Zulip Chat Archive

Stream: general

Topic: Invoking a macro on a custom syntactic category


Andrej Bauer (Dec 13 2024 at 15:13):

Consider the following attempt at defining custom syntax of the form C ⊢ T where T will be a term and C comes from a custom syntactic category:

declare_syntax_cat cow
syntax "moo" : cow
syntax "eat" : cow

macro_rules
| `(cow| moo) => `(42)
| `(cow| eat) => `(13)

declare_syntax_cat barn
syntax cow " ⊢ " term : term

macro_rules
| `($c:cow  $t:term) => `(($c, $t))

In the last line, it complains that $c on the rhs has the wrong syntactic category (namely cow instead of term). How do i tell it to elaborate $c using the first macro?

Andrej Bauer (Dec 13 2024 at 15:25):

I came up with this, but is it an idiomatic solution?

declare_syntax_cat cow
syntax "moo" : cow
syntax "eat" : cow

macro_rules
| `(cow| moo) => `(42)
| `(cow| eat) => `(13)

declare_syntax_cat barn
syntax cow " ⊢ " term : term

syntax "mkCow" cow : term

macro_rules
| `($c:cow  $t:term) =>
  `(((mkCow $c), $t))

Shreyas Srinivas (Dec 13 2024 at 15:29):

the canonical way is to bring the syntax trees of category cow to term.

Andrej Bauer (Dec 13 2024 at 15:30):

How?

Shreyas Srinivas (Dec 13 2024 at 15:30):

you are already doing it right

Shreyas Srinivas (Dec 13 2024 at 15:30):

the MPIL book would suggest something slightly different like:

declare_syntax_cat cow
syntax "moo" : cow
syntax "eat" : cow

macro_rules
| `(cow| moo) => `(42)
| `(cow| eat) => `(13)

declare_syntax_cat barn
syntax cow " ⊢ " term : term

syntax "[cow| " cow "]" : term

macro_rules
| `($c:cow  $t:term) =>
  `(([cow| $c], $t))

Shreyas Srinivas (Dec 13 2024 at 15:30):

But this is just to spare oneself parsing agonies I think

Andrej Bauer (Dec 13 2024 at 15:33):

Yes, that makes sense. I am now hitting the following:

declare_syntax_cat cow
syntax "moo" : cow
syntax "eat" : cow

macro_rules
| `(cow| moo) => `(42)
| `(cow| eat) => `(13)

declare_syntax_cat barn
syntax cow " ⊢ " term : term

syntax "mkCow" cow : term

macro_rules
| `($c:cow  ($a:term + $b:term)) => `($c  $a)

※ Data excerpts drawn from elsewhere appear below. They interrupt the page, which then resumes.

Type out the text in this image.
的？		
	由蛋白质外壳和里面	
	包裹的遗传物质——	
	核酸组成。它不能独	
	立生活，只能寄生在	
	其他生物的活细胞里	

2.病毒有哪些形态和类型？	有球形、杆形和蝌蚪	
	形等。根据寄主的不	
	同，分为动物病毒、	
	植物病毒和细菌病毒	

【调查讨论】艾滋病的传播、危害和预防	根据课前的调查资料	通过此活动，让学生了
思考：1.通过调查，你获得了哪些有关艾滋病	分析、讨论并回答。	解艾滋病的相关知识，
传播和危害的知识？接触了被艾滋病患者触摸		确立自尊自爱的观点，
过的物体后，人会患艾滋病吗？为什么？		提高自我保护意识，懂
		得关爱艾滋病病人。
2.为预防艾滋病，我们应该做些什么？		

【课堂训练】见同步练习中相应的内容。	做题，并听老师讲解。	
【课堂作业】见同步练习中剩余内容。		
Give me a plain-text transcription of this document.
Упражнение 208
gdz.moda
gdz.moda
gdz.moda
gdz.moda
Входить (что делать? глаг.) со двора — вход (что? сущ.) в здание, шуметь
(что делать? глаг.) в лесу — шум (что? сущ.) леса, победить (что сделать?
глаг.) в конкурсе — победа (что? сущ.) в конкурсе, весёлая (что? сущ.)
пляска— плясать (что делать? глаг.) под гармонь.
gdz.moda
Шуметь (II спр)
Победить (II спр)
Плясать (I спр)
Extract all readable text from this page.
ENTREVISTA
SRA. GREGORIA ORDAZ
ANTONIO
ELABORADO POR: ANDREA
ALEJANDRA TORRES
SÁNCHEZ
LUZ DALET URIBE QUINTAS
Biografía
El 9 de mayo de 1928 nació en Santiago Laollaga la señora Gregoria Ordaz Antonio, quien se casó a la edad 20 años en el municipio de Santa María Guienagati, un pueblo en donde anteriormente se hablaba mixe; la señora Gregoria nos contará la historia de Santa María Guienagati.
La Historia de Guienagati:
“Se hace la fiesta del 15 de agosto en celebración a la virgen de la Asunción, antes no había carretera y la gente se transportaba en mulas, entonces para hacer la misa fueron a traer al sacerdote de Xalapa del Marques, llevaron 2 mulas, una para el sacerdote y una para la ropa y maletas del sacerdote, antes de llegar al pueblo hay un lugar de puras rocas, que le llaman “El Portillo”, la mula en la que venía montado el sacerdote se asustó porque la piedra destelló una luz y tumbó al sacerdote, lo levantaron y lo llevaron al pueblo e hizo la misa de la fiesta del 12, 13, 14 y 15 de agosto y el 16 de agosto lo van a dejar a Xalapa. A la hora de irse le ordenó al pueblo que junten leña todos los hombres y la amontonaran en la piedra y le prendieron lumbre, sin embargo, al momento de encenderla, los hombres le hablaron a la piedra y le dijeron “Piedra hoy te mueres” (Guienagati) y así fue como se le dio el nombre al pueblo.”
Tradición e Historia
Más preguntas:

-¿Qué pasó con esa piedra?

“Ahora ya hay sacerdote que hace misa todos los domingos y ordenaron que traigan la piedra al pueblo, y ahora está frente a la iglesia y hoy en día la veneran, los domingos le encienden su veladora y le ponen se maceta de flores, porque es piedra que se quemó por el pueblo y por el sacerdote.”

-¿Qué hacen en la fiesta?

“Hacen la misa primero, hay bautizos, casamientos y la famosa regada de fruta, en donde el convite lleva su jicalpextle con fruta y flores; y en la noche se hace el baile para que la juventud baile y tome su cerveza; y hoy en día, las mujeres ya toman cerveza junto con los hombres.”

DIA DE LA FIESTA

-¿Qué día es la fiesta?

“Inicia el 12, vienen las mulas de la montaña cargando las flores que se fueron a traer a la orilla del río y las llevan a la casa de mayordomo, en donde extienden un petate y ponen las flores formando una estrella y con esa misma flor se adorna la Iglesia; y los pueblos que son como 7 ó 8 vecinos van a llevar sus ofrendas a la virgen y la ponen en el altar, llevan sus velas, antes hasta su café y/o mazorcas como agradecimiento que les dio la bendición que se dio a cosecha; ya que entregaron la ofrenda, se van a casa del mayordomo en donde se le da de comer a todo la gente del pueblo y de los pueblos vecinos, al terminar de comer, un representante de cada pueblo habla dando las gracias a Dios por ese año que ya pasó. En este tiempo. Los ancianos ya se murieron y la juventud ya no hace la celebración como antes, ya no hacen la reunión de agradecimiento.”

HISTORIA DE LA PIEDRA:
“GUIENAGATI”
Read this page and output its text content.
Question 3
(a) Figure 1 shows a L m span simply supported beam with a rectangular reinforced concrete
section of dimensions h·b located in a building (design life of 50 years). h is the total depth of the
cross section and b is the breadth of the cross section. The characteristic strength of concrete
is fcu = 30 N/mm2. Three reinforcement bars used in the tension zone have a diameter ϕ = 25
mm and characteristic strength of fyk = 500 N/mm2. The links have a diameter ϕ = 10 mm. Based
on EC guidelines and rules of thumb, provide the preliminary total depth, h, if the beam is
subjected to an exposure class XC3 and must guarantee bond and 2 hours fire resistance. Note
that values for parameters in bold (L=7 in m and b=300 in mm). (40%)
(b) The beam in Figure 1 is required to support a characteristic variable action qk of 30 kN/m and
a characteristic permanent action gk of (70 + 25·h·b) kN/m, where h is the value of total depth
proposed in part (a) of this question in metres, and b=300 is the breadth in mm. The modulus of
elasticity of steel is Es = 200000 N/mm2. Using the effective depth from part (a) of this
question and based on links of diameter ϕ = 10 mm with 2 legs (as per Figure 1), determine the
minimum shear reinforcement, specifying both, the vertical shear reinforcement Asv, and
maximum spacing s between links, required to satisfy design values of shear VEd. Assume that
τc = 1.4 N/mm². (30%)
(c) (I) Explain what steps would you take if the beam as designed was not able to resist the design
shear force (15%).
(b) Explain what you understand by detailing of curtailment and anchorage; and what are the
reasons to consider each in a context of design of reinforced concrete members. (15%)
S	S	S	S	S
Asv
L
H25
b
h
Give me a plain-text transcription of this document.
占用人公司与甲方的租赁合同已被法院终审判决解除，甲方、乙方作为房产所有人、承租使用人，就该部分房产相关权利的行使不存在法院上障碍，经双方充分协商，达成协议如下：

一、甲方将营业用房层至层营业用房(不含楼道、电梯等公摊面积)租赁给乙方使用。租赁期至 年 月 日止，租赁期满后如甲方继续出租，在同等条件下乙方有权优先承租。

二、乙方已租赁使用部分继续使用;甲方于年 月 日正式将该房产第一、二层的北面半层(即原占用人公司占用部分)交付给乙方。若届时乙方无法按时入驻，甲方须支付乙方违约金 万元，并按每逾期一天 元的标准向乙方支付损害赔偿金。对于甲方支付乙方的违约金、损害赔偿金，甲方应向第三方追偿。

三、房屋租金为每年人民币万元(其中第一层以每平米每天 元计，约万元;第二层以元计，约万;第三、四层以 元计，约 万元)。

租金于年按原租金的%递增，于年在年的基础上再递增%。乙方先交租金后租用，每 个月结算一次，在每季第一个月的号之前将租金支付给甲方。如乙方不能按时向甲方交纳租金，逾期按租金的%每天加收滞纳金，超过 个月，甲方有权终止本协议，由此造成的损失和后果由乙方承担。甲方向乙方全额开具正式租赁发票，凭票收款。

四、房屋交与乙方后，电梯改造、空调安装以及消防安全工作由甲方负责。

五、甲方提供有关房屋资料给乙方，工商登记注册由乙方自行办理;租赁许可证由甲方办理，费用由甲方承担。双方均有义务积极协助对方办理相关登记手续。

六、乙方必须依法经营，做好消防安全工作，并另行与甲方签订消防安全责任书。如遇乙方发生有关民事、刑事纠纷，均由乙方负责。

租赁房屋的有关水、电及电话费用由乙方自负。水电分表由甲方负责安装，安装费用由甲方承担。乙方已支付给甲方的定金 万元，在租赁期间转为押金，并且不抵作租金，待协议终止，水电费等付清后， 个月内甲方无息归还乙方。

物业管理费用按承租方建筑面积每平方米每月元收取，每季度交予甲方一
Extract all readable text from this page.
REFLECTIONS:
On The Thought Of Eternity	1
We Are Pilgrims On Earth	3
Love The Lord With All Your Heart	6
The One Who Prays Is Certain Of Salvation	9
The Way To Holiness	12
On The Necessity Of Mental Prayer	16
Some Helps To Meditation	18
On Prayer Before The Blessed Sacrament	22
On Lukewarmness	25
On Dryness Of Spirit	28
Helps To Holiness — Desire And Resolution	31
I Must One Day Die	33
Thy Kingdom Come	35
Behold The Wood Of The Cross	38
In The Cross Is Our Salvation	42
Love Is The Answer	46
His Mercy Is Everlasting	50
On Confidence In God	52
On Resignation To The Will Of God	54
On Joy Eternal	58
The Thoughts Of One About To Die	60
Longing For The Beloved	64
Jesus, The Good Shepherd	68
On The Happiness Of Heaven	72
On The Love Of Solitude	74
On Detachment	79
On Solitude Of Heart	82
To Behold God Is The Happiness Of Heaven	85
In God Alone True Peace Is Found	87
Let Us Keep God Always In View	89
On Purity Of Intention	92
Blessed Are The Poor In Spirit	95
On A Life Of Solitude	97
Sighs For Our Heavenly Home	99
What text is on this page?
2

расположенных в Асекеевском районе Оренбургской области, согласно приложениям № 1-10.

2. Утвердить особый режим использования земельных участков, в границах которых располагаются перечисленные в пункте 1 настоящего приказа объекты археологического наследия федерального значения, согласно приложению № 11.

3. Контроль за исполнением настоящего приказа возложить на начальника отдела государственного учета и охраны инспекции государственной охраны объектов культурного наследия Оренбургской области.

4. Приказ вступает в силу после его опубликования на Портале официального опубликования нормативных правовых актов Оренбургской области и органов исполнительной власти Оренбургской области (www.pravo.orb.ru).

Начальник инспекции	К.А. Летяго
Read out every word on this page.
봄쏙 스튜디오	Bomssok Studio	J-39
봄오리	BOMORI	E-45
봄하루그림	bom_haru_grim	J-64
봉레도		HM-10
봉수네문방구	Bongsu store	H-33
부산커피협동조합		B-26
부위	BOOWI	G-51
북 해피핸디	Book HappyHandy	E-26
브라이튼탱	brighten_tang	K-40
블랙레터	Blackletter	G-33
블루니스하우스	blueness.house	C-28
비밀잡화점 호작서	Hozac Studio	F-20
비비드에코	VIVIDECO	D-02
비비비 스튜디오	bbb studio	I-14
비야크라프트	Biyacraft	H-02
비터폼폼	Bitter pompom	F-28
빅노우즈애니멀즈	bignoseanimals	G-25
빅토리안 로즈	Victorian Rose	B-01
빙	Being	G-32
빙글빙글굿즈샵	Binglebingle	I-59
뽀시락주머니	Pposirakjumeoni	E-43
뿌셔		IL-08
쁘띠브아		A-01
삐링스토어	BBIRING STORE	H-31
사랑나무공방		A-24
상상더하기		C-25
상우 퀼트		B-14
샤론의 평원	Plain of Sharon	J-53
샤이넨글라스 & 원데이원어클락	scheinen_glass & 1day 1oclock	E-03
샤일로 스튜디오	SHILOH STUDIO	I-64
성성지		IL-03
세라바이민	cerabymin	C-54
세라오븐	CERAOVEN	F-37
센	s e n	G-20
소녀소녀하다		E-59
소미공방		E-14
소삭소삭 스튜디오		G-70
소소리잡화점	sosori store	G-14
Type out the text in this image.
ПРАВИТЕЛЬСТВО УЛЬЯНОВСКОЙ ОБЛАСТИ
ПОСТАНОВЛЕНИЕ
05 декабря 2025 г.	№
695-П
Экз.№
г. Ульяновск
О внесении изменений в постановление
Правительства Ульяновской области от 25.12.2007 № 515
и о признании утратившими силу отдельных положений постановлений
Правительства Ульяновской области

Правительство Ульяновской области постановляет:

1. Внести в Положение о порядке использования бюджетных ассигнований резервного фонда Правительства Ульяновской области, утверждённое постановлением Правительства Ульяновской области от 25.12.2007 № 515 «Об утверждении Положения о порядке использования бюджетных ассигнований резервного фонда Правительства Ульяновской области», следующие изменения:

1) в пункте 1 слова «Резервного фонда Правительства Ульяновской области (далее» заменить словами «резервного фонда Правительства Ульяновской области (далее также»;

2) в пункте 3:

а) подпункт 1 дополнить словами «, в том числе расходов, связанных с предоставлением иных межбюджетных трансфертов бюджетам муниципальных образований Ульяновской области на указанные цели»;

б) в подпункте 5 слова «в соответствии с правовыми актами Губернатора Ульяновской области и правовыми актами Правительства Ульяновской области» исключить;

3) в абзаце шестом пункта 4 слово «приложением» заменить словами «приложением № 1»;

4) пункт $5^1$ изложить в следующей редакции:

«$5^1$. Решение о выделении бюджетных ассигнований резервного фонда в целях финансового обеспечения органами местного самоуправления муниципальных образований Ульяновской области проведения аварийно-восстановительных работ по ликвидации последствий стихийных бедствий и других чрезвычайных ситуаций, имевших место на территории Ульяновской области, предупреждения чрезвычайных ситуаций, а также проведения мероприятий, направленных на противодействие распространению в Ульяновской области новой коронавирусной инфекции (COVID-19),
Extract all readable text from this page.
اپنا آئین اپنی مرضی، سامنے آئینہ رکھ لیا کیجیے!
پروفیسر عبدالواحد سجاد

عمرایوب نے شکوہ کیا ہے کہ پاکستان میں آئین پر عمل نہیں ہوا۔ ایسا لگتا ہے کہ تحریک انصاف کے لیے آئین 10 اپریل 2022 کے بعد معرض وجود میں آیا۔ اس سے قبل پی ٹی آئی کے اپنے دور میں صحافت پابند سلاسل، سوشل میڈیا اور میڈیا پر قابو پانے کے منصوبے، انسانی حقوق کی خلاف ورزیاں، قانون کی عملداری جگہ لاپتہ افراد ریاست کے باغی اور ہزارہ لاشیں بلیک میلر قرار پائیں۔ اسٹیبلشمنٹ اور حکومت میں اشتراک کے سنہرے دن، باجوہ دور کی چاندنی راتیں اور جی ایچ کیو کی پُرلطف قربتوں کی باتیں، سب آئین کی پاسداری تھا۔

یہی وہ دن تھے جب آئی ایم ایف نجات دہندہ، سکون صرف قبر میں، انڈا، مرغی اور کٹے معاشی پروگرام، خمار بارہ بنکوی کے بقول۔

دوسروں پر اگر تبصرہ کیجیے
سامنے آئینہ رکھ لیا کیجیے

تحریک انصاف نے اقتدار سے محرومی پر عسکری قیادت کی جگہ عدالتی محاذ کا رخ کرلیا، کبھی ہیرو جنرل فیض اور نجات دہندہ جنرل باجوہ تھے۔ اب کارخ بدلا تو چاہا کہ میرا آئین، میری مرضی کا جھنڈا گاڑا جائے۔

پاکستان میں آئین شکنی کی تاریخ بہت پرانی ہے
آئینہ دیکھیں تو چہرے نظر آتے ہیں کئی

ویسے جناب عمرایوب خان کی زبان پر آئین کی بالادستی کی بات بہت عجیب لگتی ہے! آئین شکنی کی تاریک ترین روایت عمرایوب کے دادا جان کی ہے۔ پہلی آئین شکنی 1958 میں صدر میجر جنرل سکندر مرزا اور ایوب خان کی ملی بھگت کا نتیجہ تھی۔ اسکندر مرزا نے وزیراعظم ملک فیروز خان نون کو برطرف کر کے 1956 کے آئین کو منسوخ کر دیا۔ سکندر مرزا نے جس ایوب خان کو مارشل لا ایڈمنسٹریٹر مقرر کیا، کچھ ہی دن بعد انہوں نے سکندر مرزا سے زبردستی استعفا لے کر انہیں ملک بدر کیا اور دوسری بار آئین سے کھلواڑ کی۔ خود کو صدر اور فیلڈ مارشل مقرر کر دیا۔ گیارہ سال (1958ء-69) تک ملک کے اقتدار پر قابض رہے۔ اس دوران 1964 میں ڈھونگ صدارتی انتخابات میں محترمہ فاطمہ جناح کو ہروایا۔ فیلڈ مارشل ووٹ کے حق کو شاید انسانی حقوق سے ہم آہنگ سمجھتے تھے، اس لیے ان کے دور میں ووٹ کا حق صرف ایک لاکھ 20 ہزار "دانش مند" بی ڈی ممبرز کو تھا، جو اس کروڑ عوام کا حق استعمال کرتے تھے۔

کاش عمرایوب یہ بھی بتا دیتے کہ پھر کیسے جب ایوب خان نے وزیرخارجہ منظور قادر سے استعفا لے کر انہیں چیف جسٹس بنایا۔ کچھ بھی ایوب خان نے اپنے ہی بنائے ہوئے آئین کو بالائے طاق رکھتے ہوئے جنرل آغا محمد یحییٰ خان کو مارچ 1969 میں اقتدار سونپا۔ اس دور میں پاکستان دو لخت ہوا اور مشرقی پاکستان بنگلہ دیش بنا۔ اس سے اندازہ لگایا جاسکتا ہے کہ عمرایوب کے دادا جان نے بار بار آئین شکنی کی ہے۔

It complains about the last line: "unexpected token '⊢'; expected ')' or '|'". Help!

Sebastian Ullrich (Dec 13 2024 at 15:34):

$c by itself is too greedy, it assumes it stands for the entire term and so there is nothing left to parse. Try $c:cow there too.

Sebastian Ullrich (Dec 13 2024 at 15:36):

But coming back to your original issue, macros should stay in the same category (we haven't integrated TSyntax far enough yet to make that a compile-time check). Depending on your specific use case, what you likely want to say is that the denotation of moo is 42, i.e. `(mkCow moo) => `(42) , which stays in term

Shreyas Srinivas (Dec 13 2024 at 15:40):

I checked and the $c:cow solution is already an error in the original example because it is trying to construct a tuple, and tuple syntax expects terms. It works in the third example though.

Andrej Bauer (Dec 13 2024 at 15:42):

I can tell you what I'd really like. I am trying to implement an internal language, and in particular sequents of the form x : X, y : Y ⊢ e, where e comes from some inductive type of expressions and x : X, y : Y is notation for an AssocList Lean.Name C (where C is some random type). So I defined a syntactic entity for contexts, and then for terms, like this:

  declare_syntax_cat fpentry
  syntax ident ":" term : fpentry

  declare_syntax_cat fpcontext
  syntax fpentry,* : fpcontext

  syntax "fpcontext|" fpcontext "]" : term

  macro_rules
  | `([fpcontext| $[$key:ident : $value:term],* ]) =>
    let key := key.map (fun x => Lean.quote x.getId)
    `([$[($key, $value)],*].toAssocList')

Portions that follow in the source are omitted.